Influenced by the historical spice trade, this recipe originates from the Medieval Eastern World, with unique and distinctive flavours unexperimented within the bounds of our little island. An interesting and different flavour combination that marries well with the subtle flavour of the duck. When roasted the marinade takes on a smokey character making it irresistibly delicious.
· 2 × duck breasts (8oz each)
· 2 star anise
· 5 whole cloves
· 5 green cardamon pods
· 10 black peppercorns
· 1 × 3cm piece cinnamon stick or ½ ground cinnamon
· 500ml fresh coffee
Brew your choice of fresh coffee and pour into a bowl large enough to hold the duck breasts. Leave it to one side so that it can naturally cool to room temperature.
Heat a frying pan over a medium heat for 5 minutes, then place all the combined spices into the pan to slowly stir for around 2 minutes until they are slightly toasted. Remove the spices from the pan and stir them into the bowl with the coffee (if using ground cinnamon do not put it into the pan, this ingredient can be put it straight into the bowl with the coffee).

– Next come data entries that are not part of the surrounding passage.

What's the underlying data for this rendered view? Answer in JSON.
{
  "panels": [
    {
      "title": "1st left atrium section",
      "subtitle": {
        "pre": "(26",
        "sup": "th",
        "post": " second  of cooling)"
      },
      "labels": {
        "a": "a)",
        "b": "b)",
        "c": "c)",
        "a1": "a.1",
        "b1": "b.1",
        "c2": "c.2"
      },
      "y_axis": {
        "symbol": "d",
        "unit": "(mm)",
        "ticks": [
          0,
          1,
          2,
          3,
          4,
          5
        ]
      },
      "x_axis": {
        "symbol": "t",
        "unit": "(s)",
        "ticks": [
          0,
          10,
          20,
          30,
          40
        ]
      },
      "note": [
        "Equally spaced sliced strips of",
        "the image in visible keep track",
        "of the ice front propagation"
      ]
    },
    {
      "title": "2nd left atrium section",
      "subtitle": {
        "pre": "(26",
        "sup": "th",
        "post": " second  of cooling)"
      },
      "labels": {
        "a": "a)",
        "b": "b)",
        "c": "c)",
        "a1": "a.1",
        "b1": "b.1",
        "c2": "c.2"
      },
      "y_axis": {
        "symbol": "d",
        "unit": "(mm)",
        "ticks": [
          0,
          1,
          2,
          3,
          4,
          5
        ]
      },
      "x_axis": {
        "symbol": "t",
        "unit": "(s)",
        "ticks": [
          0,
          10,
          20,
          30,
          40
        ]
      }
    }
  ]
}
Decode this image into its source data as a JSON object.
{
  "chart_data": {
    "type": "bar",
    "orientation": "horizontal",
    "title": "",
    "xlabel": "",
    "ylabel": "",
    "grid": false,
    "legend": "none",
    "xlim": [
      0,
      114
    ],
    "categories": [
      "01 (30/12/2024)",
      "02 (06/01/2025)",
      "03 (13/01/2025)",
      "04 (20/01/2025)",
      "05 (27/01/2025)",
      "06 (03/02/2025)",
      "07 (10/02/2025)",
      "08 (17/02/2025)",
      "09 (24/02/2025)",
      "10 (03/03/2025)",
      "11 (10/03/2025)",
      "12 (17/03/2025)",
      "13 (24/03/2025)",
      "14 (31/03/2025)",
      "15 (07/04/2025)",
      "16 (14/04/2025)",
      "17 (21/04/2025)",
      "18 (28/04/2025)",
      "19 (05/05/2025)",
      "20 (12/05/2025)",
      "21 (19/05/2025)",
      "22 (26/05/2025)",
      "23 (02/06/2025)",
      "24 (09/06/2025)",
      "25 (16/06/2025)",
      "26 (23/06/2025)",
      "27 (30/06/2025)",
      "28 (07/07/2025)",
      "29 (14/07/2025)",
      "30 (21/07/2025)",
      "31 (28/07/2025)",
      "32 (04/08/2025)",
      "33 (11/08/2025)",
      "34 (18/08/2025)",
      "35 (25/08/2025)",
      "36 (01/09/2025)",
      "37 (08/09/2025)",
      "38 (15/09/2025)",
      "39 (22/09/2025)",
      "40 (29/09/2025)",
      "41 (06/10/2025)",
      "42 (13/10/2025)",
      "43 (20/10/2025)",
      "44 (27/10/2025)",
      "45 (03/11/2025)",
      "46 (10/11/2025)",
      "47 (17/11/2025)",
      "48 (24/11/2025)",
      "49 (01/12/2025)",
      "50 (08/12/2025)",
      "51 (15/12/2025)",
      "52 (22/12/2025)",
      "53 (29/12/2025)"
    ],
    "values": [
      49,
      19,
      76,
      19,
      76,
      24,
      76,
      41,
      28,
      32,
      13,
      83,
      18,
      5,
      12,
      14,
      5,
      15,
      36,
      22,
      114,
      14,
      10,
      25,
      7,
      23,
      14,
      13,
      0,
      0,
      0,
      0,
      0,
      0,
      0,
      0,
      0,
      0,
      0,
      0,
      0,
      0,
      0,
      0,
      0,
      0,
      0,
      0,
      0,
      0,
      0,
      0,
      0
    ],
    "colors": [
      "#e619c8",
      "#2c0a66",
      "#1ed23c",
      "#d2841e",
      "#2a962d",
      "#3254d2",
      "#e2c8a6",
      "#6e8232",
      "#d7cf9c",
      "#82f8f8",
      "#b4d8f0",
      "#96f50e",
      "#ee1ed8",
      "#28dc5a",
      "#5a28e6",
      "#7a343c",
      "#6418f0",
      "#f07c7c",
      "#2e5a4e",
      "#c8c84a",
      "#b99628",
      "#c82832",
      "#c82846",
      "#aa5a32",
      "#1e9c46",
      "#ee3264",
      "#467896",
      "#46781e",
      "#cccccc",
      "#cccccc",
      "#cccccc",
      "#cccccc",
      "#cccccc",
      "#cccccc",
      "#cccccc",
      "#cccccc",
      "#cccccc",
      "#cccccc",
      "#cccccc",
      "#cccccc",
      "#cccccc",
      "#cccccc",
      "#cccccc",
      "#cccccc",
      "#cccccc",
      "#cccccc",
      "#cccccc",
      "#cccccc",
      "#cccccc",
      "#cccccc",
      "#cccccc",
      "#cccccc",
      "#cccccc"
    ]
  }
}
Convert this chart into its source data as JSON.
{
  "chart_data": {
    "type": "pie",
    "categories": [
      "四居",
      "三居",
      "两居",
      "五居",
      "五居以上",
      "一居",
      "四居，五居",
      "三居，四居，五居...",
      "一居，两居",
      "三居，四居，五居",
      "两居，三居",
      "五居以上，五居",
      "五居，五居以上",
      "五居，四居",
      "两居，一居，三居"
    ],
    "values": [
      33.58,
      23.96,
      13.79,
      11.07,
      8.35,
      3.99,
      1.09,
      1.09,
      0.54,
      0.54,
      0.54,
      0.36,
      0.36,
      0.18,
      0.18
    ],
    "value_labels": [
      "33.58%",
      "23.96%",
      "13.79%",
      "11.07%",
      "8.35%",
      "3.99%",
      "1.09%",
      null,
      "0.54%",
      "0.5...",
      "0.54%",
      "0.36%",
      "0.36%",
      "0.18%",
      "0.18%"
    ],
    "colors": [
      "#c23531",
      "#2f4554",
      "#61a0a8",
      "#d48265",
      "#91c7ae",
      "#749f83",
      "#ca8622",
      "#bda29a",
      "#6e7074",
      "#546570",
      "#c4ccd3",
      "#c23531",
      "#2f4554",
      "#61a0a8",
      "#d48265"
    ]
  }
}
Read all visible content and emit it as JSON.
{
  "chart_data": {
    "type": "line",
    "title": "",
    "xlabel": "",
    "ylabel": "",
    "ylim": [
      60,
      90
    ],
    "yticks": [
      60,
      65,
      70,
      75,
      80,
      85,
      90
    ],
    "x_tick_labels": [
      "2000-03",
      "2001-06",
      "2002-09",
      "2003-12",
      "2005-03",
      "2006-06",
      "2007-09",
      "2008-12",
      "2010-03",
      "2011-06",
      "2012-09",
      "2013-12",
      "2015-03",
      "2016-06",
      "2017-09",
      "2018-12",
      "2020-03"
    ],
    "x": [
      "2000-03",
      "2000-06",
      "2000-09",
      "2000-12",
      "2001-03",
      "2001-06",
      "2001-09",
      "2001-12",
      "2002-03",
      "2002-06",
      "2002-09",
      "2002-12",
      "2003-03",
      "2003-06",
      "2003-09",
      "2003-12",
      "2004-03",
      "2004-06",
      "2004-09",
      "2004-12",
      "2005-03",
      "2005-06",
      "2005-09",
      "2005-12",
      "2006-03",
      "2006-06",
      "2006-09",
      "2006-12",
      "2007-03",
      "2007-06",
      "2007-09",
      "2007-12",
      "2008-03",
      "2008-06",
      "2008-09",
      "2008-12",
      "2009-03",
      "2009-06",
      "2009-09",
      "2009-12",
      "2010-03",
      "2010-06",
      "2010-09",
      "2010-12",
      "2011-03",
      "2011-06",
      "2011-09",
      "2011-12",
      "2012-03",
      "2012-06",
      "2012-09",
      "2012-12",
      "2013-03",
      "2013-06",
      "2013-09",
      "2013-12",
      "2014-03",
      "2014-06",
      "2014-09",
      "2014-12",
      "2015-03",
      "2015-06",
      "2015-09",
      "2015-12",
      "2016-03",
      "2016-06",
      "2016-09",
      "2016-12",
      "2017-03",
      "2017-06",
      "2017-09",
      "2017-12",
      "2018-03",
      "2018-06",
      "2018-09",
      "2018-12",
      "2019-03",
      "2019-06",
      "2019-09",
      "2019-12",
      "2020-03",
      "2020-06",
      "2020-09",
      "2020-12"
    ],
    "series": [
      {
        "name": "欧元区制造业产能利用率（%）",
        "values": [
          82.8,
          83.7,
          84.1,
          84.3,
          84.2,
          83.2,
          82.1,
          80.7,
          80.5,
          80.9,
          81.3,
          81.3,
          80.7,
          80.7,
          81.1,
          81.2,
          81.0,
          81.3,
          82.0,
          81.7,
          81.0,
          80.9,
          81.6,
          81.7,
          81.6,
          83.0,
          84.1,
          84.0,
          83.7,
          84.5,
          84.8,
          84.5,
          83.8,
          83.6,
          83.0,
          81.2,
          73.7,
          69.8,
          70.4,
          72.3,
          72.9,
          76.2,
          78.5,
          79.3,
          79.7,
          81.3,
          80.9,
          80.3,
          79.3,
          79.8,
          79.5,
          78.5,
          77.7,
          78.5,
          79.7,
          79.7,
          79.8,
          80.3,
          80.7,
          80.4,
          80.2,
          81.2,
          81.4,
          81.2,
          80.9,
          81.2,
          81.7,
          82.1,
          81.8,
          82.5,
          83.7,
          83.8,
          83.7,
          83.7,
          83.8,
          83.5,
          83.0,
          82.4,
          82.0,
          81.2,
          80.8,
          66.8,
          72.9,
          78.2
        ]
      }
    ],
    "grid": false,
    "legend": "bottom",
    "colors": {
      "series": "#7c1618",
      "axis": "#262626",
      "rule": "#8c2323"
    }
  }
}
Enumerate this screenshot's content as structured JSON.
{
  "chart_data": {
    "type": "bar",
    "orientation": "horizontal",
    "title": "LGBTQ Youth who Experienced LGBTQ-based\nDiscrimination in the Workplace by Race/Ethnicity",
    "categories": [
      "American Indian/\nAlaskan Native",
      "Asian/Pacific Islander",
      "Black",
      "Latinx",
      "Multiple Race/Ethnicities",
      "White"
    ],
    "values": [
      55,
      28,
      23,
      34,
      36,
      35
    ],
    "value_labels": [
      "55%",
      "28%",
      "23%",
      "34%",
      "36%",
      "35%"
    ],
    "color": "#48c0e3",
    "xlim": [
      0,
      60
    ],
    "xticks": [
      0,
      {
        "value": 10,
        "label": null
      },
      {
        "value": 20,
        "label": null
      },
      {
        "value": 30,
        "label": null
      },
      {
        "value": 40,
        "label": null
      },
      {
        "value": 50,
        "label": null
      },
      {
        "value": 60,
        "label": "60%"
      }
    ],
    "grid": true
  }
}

Using a sharp knife, score the skin of the duck in a diagonal direction being careful not to cut through the meat on the fat side to achieve a lattice effect.
Place the duck breasts into the cooled aromatic coffee marinade, then cover it with cling-film/plastic-wrap and place it into the fridge for 12 hours or overnight.
After the duck has cooled, preheat the oven to 180°c/356F/Gas 4.
Remove the duck breasts from the marinade and delicately pat them dry with kitchen paper. After patting, heat a frying pan over medium heat for 5 minutes and place the duck breasts in fat side down. Cook them for 4 minutes, until the fat is a crisp golden brown colour and then turn the breasts over and cook them for a further 1 minute.
Remove the breasts from the pan and place them onto a baking tray, put this into the oven for 5 minutes for a medium-rare breast.
Pour the marinade through a sieve into the frying pan and boil it until it has reduced by ½. This will be your dish’s sauce, rich in sweet-scented spices, bringing out the sweet succulence of the duck.
Remove the duck breasts from the oven and let them rest for 5-10 minutes before serving. We recommend serving on wilted baby leaf spinach with a piped tower of homemade mashed potato.
Duck breasts can be cooked in a pan in the same way steaks are due to their robust nature that retains its moisture even after cooking. For the best result both in texture and taste, cook medium-rare, as when overcooked duck has the tendency to turn tough and tasteless.
Resting your duck before serving is pivotal for its cooking experience as it equilibrates the temperature and allows the moistures the spread around the meat whilst cooking.